Flannery is taking her research to the next level by combining both her work in developmental biology and model systems for comparative approaches. As a recipient of an Eck Institute for Global Health Fellowship, Flannery was able to explore olfactory reliance comparing Aedes aegypti, Anopheles gambiae, and Drosophila Melanogaster.  Flannery will be in the National Institute of Neurological Disorders and Stroke (NINDS) of NIH in the laboratory of Susan Wray, PhD.

Miller and St. Laurent will work in tandem for the next two to three years under the leadership of fellow Notre Dame alumnus Bob Gwadz, ND ’62, PhD ’70, who serves the NIH as Chief of the International Studies of Malaria and Entomology Section of the NIAID. While their work will fall under the basic project, they will develop a research program of their own design within the general framework of mosquitoes and malaria. Miller will spend most of her time in the lab working on parasites and St. Laurent will spend four months or more a year in Cambodia with an opportunity to also work in Mali.

Their work will focus on research being conducted in Cambodia where NIH has a program based at the National Malaria Center in Phnom Penh and will soon coordinate with the National School of Medicine. Field labs have been set up in satellite areas of Cambodia including Preah Vihar and Ratananakiri near the Laos and Vietnam borders.

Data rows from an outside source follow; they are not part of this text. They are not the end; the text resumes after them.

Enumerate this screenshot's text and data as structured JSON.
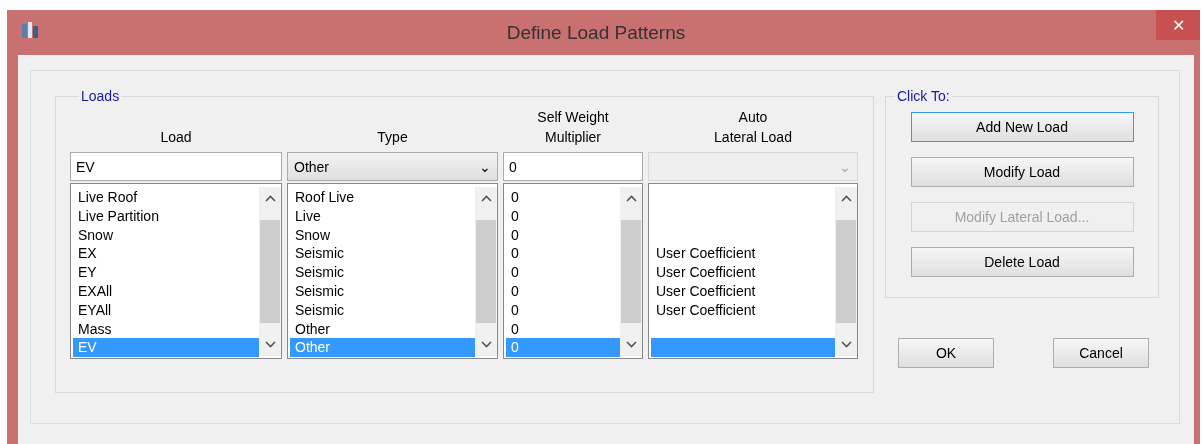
{
  "window": {
    "title": "Define Load Patterns",
    "close": "✕"
  },
  "loads_group": {
    "title": "Loads",
    "columns": [
      {
        "kind": "load",
        "label": "Load"
      },
      {
        "kind": "type",
        "label": "Type"
      },
      {
        "kind": "multiplier",
        "label": "Self Weight\nMultiplier"
      },
      {
        "kind": "lateral",
        "label": "Auto\nLateral Load"
      }
    ],
    "editor": {
      "load": {
        "value": "EV"
      },
      "type": {
        "value": "Other",
        "caret": "⌄"
      },
      "multiplier": {
        "value": "0"
      },
      "lateral": {
        "disabled": true,
        "caret": "⌄"
      }
    },
    "rows": [
      {
        "load": "Live Roof",
        "type": "Roof Live",
        "multiplier": "0",
        "selected": false
      },
      {
        "load": "Live Partition",
        "type": "Live",
        "multiplier": "0",
        "selected": false
      },
      {
        "load": "Snow",
        "type": "Snow",
        "multiplier": "0",
        "selected": false
      },
      {
        "load": "EX",
        "type": "Seismic",
        "multiplier": "0",
        "lateral": "User Coefficient",
        "selected": false
      },
      {
        "load": "EY",
        "type": "Seismic",
        "multiplier": "0",
        "lateral": "User Coefficient",
        "selected": false
      },
      {
        "load": "EXAll",
        "type": "Seismic",
        "multiplier": "0",
        "lateral": "User Coefficient",
        "selected": false
      },
      {
        "load": "EYAll",
        "type": "Seismic",
        "multiplier": "0",
        "lateral": "User Coefficient",
        "selected": false
      },
      {
        "load": "Mass",
        "type": "Other",
        "multiplier": "0",
        "selected": false
      },
      {
        "load": "EV",
        "type": "Other",
        "multiplier": "0",
        "selected": true
      }
    ]
  },
  "click_to_group": {
    "title": "Click To:",
    "buttons": [
      {
        "label": "Add New Load",
        "disabled": false,
        "focused": true
      },
      {
        "label": "Modify Load",
        "disabled": false,
        "focused": false
      },
      {
        "label": "Modify Lateral Load...",
        "disabled": true,
        "focused": false
      },
      {
        "label": "Delete Load",
        "disabled": false,
        "focused": false
      }
    ]
  },
  "dialog_buttons": [
    {
      "label": "OK"
    },
    {
      "label": "Cancel"
    }
  ]
}
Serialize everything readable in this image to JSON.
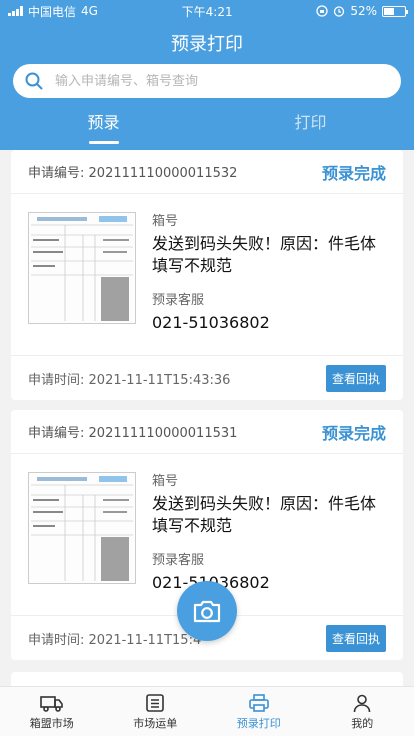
{
  "status_bar": {
    "carrier": "中国电信",
    "network": "4G",
    "time": "下午4:21",
    "battery": "52%",
    "battery_level": 0.52
  },
  "header": {
    "title": "预录打印"
  },
  "search": {
    "placeholder": "输入申请编号、箱号查询"
  },
  "tabs": [
    {
      "label": "预录"
    },
    {
      "label": "打印"
    }
  ],
  "cards": [
    {
      "app_no_label": "申请编号:",
      "app_no": "202111110000011532",
      "status": "预录完成",
      "box_label": "箱号",
      "box_value": "发送到码头失败！原因：件毛体填写不规范",
      "service_label": "预录客服",
      "service_phone": "021-51036802",
      "time_label": "申请时间:",
      "time": "2021-11-11T15:43:36",
      "receipt_btn": "查看回执"
    },
    {
      "app_no_label": "申请编号:",
      "app_no": "202111110000011531",
      "status": "预录完成",
      "box_label": "箱号",
      "box_value": "发送到码头失败！原因：件毛体填写不规范",
      "service_label": "预录客服",
      "service_phone": "021-51036802",
      "time_label": "申请时间:",
      "time": "2021-11-11T15:4",
      "receipt_btn": "查看回执"
    }
  ],
  "tabbar": [
    {
      "label": "箱盟市场",
      "icon": "truck-icon"
    },
    {
      "label": "市场运单",
      "icon": "list-icon"
    },
    {
      "label": "预录打印",
      "icon": "printer-icon",
      "active": true
    },
    {
      "label": "我的",
      "icon": "user-icon"
    }
  ],
  "colors": {
    "primary": "#4a9fe0",
    "accent": "#3a92d4"
  }
}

The primary focus of NIH research to date has been on the genesis and spread of artemesinin ‘resistant’ in Plasmodium falciparum. This new look at an old problem from a focus on the Thai Cambodian border in the west will lend new insights into the challenge of control of malaria.

The Eck Institute for Global Health is a university-wide enterprise that recognizes health as a fundamental human right and endeavors to promote research, training, and service to advance health standards for all people, especially people in low and middle-income countries, who are disproportionately impacted by preventable diseases.